Search code examples
javascriptregexstring-parsing

Parse Values from String Using Javascript


Trying to find the most efficient way to extract values from a large string.

EXT-X-DATERANGE:ID="PreRoll_Ident_Open",START-DATE="2016-12-14T120000.000z",DURATION=3,X-PlayHeadStart="0.000",X-AdID="AA-1QPN49M9H2112",X-TRANSACTION-VPRN-ID="1486060788",X-TrackingDefault="1",X-TrackingDefaultURI="http,//606ca.v.fwmrm.net/ad/l/1?s=g015&n=394953%3B394953&t=1485791181366184015&f=&r=394953&adid=15914070&reid=5469372&arid=0&auid=&cn=defaultImpression&et=i&_cc=15914070,5469372,,,1485791181,1&tpos=0&iw=&uxnw=394953&uxss=sg579054&uxct=4&metr=1031&init=1&vcid2=394953%3A466c5842-0cce-4a16-9f8b-a428e479b875&cr="s=0&iw=&uxnw=394953&uxss=sg579054&uxct=4&metr=1031&init=1&vcid2=394953%3A466c5842-0cce-4a16-9f8b-a428e479b875&cr="

I have the above as an example. The idea is to extract all caps string before : as object key, and everything in between quotes until next comma as its value. Then iterate entire string until this object is created.

nonParsed.substring(nonParsed.lastIndexOf("="")+1, nonParsed.lastIndexOf("","));

I had this concept as a start, but some help iterating through this and making it more efficient would be appreciated.

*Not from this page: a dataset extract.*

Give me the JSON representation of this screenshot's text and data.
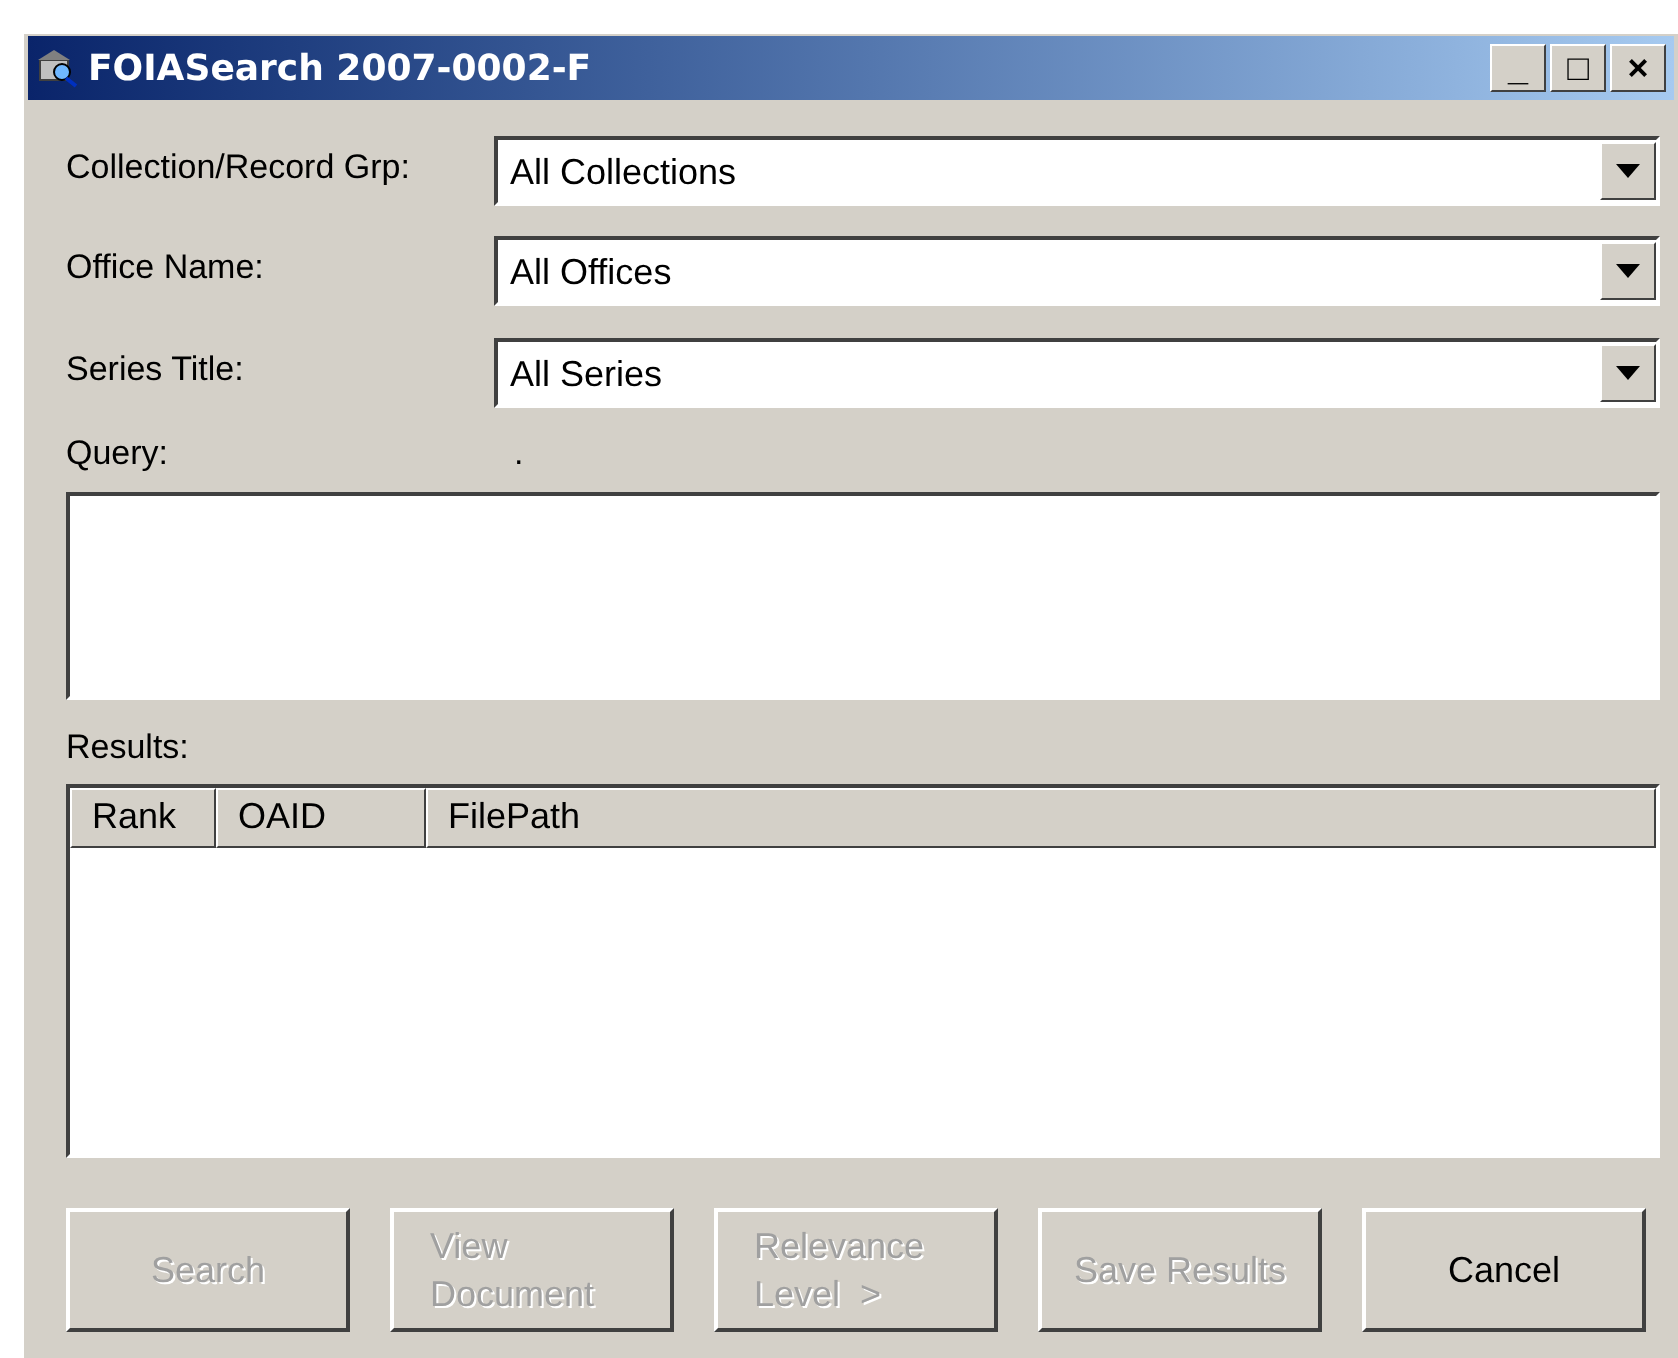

Final output would be something like --

{
  'EXT-X-DATERANGE:ID': 'PreRoll_Ident_Open',
  'START-DATE': '2016-12-14T120000.000z',
  'DURATION': '3',
  ...
}

Solution

  • It looks like the only property that messes up a predictable pattern is DURATION, which is followed by a number. Otherwise, you can rely on a naive pattern of alternating =" and ",.

    You could do something like

    str = str.replace(/DURATION=(\d+)/, `DURATION="$1"`);
    return str.split('",').reduce((acc, entry) => {
        let key = `'${entry.split('="')[0]}'`;
        let value = `'${entry.split('="')[1]}'`;
        acc[key] = value;
        return acc;
    }, {});
    

    Then add a bit of logic to the end to sort out the Duration if you needed to.